- Interactive map of Oleshnya
- Oleshnya Location of Oleshnya Oleshnya Oleshnya (European Russia) Oleshnya Oleshnya (Russia)
- Coordinates: 51°09′07″N 35°08′58″E﻿ / ﻿51.15194°N 35.14944°E
- Country: Russia
- Federal subject: Kursk Oblast
- Administrative district: Sudzhansky District

Population (2010 Census)
- • Total: 104
- • Estimate (2021 census): 98 (−5.8%)
- Time zone: UTC+3 (MSK )
- Postal code: 307814
- OKTMO ID: 38640433111

= Oleshnya, Kursk Oblast =

Oleshnya (Олешня) is a rural settlement (khutor) in western Russia, in Sudzansky District of Kursk Oblast.

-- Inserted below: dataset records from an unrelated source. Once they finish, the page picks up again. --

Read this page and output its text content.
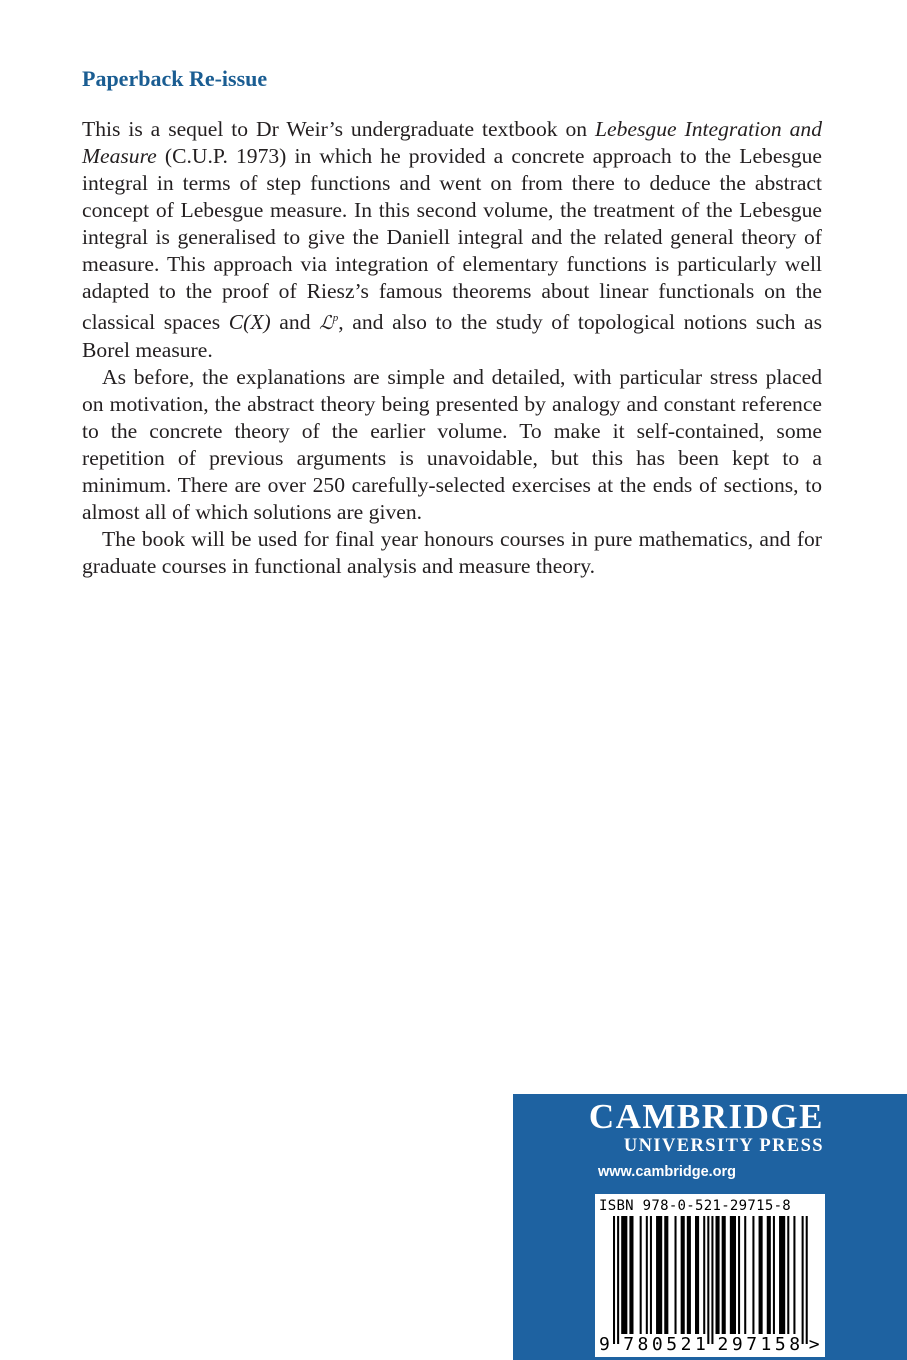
Paperback Re-issue

This is a sequel to Dr Weir’s undergraduate textbook on Lebesgue Integration and Measure (C.U.P. 1973) in which he provided a concrete approach to the Lebesgue integral in terms of step functions and went on from there to deduce the abstract concept of Lebesgue measure. In this second volume, the treatment of the Lebesgue integral is generalised to give the Daniell integral and the related general theory of measure. This approach via integration of elementary functions is particularly well adapted to the proof of Riesz’s famous theorems about linear functionals on the classical spaces C(X) and ℒ$^p$, and also to the study of topological notions such as Borel measure.

As before, the explanations are simple and detailed, with particular stress placed on motivation, the abstract theory being presented by analogy and constant reference to the concrete theory of the earlier volume. To make it self-contained, some repetition of previous arguments is unavoidable, but this has been kept to a minimum. There are over 250 carefully-selected exercises at the ends of sections, to almost all of which solutions are given.

The book will be used for final year honours courses in pure mathematics, and for graduate courses in functional analysis and measure theory.

CAMBRIDGE
UNIVERSITY PRESS
www.cambridge.org
ISBN 978-0-521-29715-8
9 7 8 0 5 2 1 2 9 7 1 5 8 >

The village borders in the west with the Russian-Ukrainian border and is located 98.44 km southwest of Kursk and 18 km south of the district centre of Sudzha.

== Russo-Ukrainian war ==
The settlement came under the control of the Armed forces of Ukraine on 6 August 2024 during the August 2024 Kursk Oblast incursion. The Russian Ministry of Defence claimed to have repelled Ukrainian assaults near the settlement on 13 August 2024. On 19 April 2025, Russia announced it has recaptured the settlement, leaving Ukraine with almost no territory in Kursk Oblast.

== Demographics ==

| Year | Population |
|---|---|
| 2002 | 158 |
| 2010 | 104 |
| 2021 | 98 |

Note: Census data

== Transportation ==
Oleshnya is located 2 km from the regional road 38 km (Dyakonovo - Sudzha - border with Ukraine), 8.5 km from the road 38 km (Rylsk - Korenevo - Sudzha), 9.5 km from the road 38 K (Lgov - Sudzha), 3.5 km from the inter-municipal road 38 N (Sudzha - Guyevo - Gornal - border with Ukraine), on roads 38 N (Gogolevka — Oleshnya) and 38 N (38N-609 — Oleshnya — 38K-004), 13 km from the nearest railway station in Sudzha (line Lgov I — Podkosylev).

117 km from V. G. Shukhov Airport (not far from Belgorod.